Gabrielle Lessard, a senior policy attorney with the National Immigration Law Center, endorses the policy and says the Romero Clinic is completely within its rights to declare itself a sanctuary. “They're a private nonprofit, so they're not under any obligation to participate in immigration enforcement unless there's a court-ordered warrant where they would be legally required to participate,” she says.

“They're sending a message to the community,” she continues. “Theres a lot of fear in the community right now because of increased enforcement. We're hearing generally that people have been canceling appointments at healthcare facilities or asking their Medi-Cal enrollment be dropped. So even if the Values Act does go into effect, they're making a declaration to members of the community that this is a safe place to go and they should get the healthcare they need.”

Founded in 1983 by civil-war refugees from El Salvador, the Clínica Romero operates at two locations in L.A., in the Latin American enclaves of Pico-Union and Boyle Heights. It provides a variety of patient services, including internal medicine, dentistry, optometry, mental health and substance abuse counseling.
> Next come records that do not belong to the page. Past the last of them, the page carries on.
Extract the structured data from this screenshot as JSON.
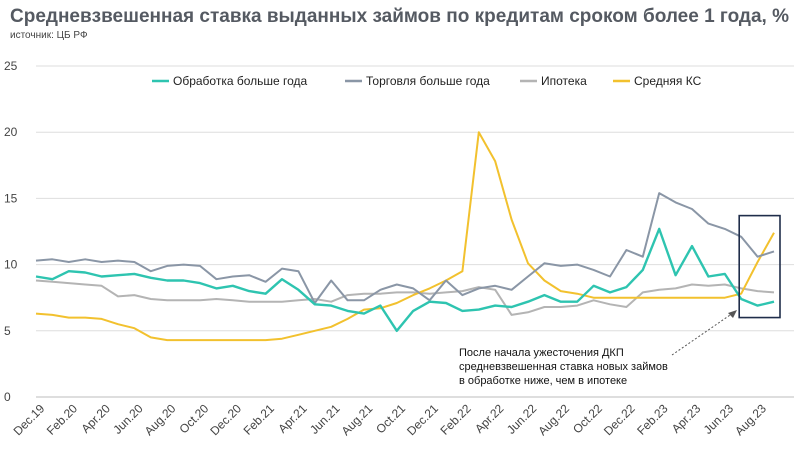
{
  "header": {
    "title": "Средневзвешенная ставка выданных займов по кредитам сроком более 1 года, %",
    "source": "источник: ЦБ РФ"
  },
  "chart_data": {
    "type": "line",
    "title": "Средневзвешенная ставка выданных займов по кредитам сроком более 1 года, %",
    "xlabel": "",
    "ylabel": "",
    "ylim": [
      0,
      25
    ],
    "yticks": [
      0,
      5,
      10,
      15,
      20,
      25
    ],
    "grid": "horizontal",
    "legend_position": "top",
    "x": [
      "Dec.19",
      "Jan.20",
      "Feb.20",
      "Mar.20",
      "Apr.20",
      "May.20",
      "Jun.20",
      "Jul.20",
      "Aug.20",
      "Sep.20",
      "Oct.20",
      "Nov.20",
      "Dec.20",
      "Jan.21",
      "Feb.21",
      "Mar.21",
      "Apr.21",
      "May.21",
      "Jun.21",
      "Jul.21",
      "Aug.21",
      "Sep.21",
      "Oct.21",
      "Nov.21",
      "Dec.21",
      "Jan.22",
      "Feb.22",
      "Mar.22",
      "Apr.22",
      "May.22",
      "Jun.22",
      "Jul.22",
      "Aug.22",
      "Sep.22",
      "Oct.22",
      "Nov.22",
      "Dec.22",
      "Jan.23",
      "Feb.23",
      "Mar.23",
      "Apr.23",
      "May.23",
      "Jun.23",
      "Jul.23",
      "Aug.23",
      "Sep.23"
    ],
    "x_tick_labels": [
      "Dec.19",
      "Feb.20",
      "Apr.20",
      "Jun.20",
      "Aug.20",
      "Oct.20",
      "Dec.20",
      "Feb.21",
      "Apr.21",
      "Jun.21",
      "Aug.21",
      "Oct.21",
      "Dec.21",
      "Feb.22",
      "Apr.22",
      "Jun.22",
      "Aug.22",
      "Oct.22",
      "Dec.22",
      "Feb.23",
      "Apr.23",
      "Jun.23",
      "Aug.23"
    ],
    "series": [
      {
        "name": "Обработка больше года",
        "color": "#2ec4b0",
        "values": [
          9.1,
          8.9,
          9.5,
          9.4,
          9.1,
          9.2,
          9.3,
          9.0,
          8.8,
          8.8,
          8.6,
          8.2,
          8.4,
          8.0,
          7.8,
          8.9,
          8.1,
          7.0,
          6.9,
          6.5,
          6.3,
          6.9,
          5.0,
          6.5,
          7.2,
          7.1,
          6.5,
          6.6,
          6.9,
          6.8,
          7.2,
          7.7,
          7.2,
          7.2,
          8.4,
          7.9,
          8.3,
          9.6,
          12.7,
          9.2,
          11.4,
          9.1,
          9.3,
          7.4,
          6.9,
          7.2
        ]
      },
      {
        "name": "Торговля больше года",
        "color": "#8a96a6",
        "values": [
          10.3,
          10.4,
          10.2,
          10.4,
          10.2,
          10.3,
          10.2,
          9.5,
          9.9,
          10.0,
          9.9,
          8.9,
          9.1,
          9.2,
          8.7,
          9.7,
          9.5,
          7.1,
          8.8,
          7.3,
          7.3,
          8.1,
          8.5,
          8.2,
          7.3,
          8.8,
          7.7,
          8.2,
          8.4,
          8.1,
          9.1,
          10.1,
          9.9,
          10.0,
          9.6,
          9.1,
          11.1,
          10.6,
          15.4,
          14.7,
          14.2,
          13.1,
          12.7,
          12.1,
          10.6,
          11.0
        ]
      },
      {
        "name": "Ипотека",
        "color": "#b4b4b4",
        "values": [
          8.8,
          8.7,
          8.6,
          8.5,
          8.4,
          7.6,
          7.7,
          7.4,
          7.3,
          7.3,
          7.3,
          7.4,
          7.3,
          7.2,
          7.2,
          7.2,
          7.3,
          7.4,
          7.2,
          7.7,
          7.8,
          7.8,
          7.9,
          7.9,
          7.8,
          7.9,
          8.0,
          8.3,
          8.1,
          6.2,
          6.4,
          6.8,
          6.8,
          6.9,
          7.3,
          7.0,
          6.8,
          7.9,
          8.1,
          8.2,
          8.5,
          8.4,
          8.5,
          8.2,
          8.0,
          7.9
        ]
      },
      {
        "name": "Средняя КС",
        "color": "#f2c12e",
        "values": [
          6.3,
          6.2,
          6.0,
          6.0,
          5.9,
          5.5,
          5.2,
          4.5,
          4.3,
          4.3,
          4.3,
          4.3,
          4.3,
          4.3,
          4.3,
          4.4,
          4.7,
          5.0,
          5.3,
          5.9,
          6.6,
          6.7,
          7.1,
          7.7,
          8.2,
          8.8,
          9.5,
          20.0,
          17.8,
          13.4,
          10.1,
          8.8,
          8.0,
          7.8,
          7.5,
          7.5,
          7.5,
          7.5,
          7.5,
          7.5,
          7.5,
          7.5,
          7.5,
          7.8,
          10.2,
          12.4
        ]
      }
    ],
    "annotation": {
      "lines": [
        "После начала ужесточения ДКП",
        "средневзвешенная ставка новых займов",
        "в обработке ниже, чем в ипотеке"
      ],
      "highlight_x_range": [
        "Jul.23",
        "Sep.23"
      ]
    }
  }
}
Since its humble beginnings as an all-volunteer organization, the clinic has been actively engaged in community organizing around immigrant affairs and issues affecting patients — the social determinants of health, as Grande calls them.

Grande says the clinic is urging community health centers statewide to follow suit. She says they're willing to train other clinics and staff to protect their undocumented patients.

“They're looking at us to provide a safe haven where they can go and not be afraid of seeking refuge,” she says. “That's why it's important.”